The storm, carrying top sustained winds of up to 144 kilometres (90 miles) per hour, was headed north toward South Korea’s second largest city of Busan, South Korea’s weather agency said.
High winds have already cut power to almost 5,000 households in the southern tip of the Korean Peninsula, including the resort island of Jeju, which has reported more than 473 mm (19 inches) of rainfall since Saturday.
Officials have evacuated almost 1,000 people, while more than 300 flights across 10 airports, including Jeju International Airport, have been cancelled. Entries to national parks and some national train services have been suspended, the country’s safety ministry added.
In Japan, around 440,000 homes in the southwestern Kyushu region remained without power on Monday morning after the storm passed through, public broadcaster NHK reported. It added that 32 people were injured, including a woman who fell down a flight of stairs in the dark and four people who sustained cuts after the glass windows of an evacuation centre were blown in.

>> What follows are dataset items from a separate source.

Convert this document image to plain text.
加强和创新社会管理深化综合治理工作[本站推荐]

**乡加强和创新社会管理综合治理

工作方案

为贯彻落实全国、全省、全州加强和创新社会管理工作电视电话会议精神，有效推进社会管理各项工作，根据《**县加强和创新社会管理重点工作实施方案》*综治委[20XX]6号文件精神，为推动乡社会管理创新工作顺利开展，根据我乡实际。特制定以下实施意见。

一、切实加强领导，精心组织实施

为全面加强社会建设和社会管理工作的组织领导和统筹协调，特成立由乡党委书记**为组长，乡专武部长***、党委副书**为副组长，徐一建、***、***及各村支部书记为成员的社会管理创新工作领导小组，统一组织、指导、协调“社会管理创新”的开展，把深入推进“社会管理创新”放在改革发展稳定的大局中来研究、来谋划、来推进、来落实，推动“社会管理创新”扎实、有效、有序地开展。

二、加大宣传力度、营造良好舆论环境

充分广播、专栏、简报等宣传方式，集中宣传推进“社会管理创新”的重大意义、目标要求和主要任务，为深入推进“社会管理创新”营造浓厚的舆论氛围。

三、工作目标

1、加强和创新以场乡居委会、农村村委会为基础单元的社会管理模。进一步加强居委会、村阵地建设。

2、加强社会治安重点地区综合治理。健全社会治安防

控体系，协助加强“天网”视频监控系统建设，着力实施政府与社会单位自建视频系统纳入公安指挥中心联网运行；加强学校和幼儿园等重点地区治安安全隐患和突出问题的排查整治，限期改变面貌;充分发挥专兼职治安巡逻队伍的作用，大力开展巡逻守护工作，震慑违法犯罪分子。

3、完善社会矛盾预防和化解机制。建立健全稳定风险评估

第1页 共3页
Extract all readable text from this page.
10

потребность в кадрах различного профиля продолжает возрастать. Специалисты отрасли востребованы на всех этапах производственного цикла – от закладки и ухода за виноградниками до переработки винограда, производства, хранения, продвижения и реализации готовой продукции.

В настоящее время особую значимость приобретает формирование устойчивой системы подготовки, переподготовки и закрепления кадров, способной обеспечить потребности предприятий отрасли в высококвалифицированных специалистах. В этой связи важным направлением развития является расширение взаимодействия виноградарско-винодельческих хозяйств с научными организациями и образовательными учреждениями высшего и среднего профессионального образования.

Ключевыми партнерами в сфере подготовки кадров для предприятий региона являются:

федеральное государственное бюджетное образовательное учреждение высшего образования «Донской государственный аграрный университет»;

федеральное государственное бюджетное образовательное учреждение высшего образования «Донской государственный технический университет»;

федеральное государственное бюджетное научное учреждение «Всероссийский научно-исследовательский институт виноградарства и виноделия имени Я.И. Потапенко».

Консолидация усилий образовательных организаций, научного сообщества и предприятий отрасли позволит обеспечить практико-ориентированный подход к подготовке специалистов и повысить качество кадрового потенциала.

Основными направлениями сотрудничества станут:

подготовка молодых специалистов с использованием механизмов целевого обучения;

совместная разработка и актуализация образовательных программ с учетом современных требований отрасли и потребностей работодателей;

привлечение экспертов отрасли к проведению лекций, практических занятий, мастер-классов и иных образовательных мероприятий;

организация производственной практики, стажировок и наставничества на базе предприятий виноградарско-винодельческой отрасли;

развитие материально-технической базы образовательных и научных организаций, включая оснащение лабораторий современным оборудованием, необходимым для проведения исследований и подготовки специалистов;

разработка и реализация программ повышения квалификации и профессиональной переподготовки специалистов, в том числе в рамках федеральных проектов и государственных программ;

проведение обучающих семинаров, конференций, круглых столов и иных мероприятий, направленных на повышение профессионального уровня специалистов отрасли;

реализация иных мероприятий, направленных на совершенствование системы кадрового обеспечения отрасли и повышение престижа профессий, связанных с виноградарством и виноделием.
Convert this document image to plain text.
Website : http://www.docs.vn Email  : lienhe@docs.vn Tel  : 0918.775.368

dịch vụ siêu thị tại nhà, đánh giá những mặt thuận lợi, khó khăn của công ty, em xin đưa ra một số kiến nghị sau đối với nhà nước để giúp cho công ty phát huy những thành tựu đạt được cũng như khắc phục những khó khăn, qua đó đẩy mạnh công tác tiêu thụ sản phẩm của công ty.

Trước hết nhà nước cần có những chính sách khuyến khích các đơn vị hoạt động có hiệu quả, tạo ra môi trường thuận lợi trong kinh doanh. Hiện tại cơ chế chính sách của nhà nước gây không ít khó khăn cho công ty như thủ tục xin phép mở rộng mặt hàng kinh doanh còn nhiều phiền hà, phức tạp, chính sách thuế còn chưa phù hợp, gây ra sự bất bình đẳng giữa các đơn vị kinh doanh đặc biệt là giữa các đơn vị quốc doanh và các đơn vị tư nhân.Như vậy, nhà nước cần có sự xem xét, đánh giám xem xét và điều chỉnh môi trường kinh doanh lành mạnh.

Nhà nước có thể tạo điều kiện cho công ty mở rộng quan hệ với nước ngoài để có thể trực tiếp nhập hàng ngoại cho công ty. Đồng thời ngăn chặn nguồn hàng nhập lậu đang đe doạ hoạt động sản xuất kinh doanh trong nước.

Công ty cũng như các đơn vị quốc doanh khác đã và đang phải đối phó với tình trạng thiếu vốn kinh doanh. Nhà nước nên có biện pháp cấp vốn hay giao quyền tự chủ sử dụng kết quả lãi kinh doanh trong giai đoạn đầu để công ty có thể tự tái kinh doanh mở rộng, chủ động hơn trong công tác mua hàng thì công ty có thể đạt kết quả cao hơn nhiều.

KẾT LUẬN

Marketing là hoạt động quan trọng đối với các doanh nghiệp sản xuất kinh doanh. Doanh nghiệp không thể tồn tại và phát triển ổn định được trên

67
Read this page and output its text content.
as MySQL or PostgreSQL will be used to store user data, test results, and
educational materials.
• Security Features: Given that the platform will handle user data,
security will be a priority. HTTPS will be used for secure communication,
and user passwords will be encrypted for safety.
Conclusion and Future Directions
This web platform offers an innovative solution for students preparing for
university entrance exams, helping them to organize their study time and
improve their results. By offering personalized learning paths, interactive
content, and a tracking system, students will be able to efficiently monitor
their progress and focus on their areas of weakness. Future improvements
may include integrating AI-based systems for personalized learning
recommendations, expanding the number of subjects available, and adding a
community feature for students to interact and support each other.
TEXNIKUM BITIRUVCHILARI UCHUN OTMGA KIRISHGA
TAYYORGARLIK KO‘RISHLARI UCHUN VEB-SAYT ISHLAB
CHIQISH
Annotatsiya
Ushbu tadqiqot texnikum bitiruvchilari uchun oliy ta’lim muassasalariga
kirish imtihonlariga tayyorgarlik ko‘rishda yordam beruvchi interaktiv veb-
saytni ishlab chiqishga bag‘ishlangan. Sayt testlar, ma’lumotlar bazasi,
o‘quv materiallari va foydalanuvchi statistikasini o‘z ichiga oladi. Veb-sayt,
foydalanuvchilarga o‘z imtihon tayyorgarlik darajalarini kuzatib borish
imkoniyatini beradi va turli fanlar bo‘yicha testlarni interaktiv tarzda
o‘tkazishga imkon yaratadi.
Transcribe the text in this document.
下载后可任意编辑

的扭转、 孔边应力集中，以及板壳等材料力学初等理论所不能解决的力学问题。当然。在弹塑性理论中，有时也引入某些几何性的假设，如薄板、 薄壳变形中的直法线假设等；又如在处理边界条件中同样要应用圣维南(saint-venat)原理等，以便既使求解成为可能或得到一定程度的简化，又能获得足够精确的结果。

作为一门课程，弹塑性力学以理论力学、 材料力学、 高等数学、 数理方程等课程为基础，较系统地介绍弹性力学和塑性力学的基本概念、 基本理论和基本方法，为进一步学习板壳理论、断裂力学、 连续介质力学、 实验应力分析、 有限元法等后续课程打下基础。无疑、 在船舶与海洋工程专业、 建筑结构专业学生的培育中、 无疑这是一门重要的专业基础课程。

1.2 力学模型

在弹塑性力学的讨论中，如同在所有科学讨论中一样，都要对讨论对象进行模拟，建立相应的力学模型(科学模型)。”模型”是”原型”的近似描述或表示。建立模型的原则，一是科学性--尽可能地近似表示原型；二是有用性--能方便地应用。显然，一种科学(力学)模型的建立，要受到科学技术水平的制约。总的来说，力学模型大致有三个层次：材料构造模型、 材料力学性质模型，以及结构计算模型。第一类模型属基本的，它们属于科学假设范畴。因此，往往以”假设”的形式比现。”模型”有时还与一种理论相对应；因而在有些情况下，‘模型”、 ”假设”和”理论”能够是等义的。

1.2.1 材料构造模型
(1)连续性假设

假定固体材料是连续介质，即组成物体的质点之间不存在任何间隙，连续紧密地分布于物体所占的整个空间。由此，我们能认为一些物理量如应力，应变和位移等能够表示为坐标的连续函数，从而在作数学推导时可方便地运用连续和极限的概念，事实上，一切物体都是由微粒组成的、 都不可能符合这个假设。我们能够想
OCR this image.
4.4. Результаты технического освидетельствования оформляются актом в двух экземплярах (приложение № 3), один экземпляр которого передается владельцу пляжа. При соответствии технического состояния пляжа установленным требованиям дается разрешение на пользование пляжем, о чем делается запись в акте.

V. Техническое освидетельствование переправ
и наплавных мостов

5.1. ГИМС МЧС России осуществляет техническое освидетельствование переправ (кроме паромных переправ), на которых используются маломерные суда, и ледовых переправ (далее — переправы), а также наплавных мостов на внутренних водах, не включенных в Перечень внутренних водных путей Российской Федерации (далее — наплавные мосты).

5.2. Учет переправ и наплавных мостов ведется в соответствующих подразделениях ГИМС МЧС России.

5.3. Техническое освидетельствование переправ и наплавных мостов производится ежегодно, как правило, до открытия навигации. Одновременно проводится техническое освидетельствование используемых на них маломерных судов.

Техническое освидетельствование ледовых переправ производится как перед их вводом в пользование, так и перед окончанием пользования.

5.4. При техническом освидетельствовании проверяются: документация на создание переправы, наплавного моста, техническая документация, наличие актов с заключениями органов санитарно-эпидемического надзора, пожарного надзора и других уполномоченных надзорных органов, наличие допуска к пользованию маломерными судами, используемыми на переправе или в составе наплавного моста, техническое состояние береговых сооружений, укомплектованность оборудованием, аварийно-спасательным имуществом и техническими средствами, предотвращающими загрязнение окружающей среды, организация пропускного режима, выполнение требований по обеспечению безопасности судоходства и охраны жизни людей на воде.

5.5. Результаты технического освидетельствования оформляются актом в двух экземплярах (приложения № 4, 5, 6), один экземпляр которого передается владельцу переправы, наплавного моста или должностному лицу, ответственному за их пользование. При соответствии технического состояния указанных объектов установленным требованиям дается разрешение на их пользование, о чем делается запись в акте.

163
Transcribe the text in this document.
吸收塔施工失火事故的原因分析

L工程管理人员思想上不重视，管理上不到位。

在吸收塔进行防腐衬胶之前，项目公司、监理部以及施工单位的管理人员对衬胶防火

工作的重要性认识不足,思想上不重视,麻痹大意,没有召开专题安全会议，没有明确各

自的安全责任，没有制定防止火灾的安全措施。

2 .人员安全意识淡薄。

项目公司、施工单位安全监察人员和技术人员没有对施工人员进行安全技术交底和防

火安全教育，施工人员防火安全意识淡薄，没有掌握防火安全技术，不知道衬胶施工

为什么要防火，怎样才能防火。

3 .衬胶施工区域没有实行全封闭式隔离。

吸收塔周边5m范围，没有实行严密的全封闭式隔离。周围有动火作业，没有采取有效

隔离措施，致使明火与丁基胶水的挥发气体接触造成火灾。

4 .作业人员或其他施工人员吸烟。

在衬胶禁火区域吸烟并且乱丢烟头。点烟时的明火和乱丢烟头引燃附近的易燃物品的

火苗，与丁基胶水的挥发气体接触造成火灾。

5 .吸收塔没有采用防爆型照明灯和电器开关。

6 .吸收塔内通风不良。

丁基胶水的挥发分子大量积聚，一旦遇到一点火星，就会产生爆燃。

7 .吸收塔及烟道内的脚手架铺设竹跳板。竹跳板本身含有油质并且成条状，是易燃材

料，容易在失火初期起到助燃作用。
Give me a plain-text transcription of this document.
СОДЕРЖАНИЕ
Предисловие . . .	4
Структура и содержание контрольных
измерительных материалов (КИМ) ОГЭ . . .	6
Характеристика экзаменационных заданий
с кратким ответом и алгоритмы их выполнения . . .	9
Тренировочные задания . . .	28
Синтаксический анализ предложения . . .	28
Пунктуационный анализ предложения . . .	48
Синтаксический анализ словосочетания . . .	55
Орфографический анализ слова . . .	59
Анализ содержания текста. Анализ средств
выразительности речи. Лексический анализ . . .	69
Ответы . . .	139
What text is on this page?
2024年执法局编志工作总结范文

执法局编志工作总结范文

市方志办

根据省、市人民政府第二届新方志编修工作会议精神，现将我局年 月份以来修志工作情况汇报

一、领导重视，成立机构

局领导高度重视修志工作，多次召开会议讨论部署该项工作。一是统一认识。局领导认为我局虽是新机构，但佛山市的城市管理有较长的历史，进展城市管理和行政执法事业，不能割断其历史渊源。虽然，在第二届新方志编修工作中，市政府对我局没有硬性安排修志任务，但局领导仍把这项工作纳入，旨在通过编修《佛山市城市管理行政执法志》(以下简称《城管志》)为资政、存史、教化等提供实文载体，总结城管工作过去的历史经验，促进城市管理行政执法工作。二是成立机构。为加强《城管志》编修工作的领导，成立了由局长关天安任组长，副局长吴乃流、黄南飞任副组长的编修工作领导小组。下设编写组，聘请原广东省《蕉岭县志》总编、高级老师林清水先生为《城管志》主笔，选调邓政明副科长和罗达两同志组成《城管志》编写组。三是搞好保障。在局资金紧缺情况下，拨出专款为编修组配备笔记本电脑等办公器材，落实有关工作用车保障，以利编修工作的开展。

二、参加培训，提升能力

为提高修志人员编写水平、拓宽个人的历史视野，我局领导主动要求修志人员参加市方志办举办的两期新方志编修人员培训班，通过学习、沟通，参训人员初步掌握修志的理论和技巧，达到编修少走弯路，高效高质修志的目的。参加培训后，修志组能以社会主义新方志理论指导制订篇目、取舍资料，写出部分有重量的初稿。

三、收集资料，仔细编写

Almost 2 million people had been ordered to evacuate the region, which was still recovering from heavy rains and flooding in July that killed 83 people.
Typhoon Haishen comes just days after Typhoon Maysak smashed into the Korean peninsula, leaving at least two dead and thousands without power.
Haishen is also expected to draw near North Korea’s port city of Chongjin late Monday.
North Korea’s agriculture sector is particularly vulnerable to severe weather, and this summer’s storms and floods have raised concerns over the country’s tenuous food situation.
North Korean leader Kim Jong Un on Saturday toured coastal areas hit by Maysak, and ordered party members to join the recovery effort.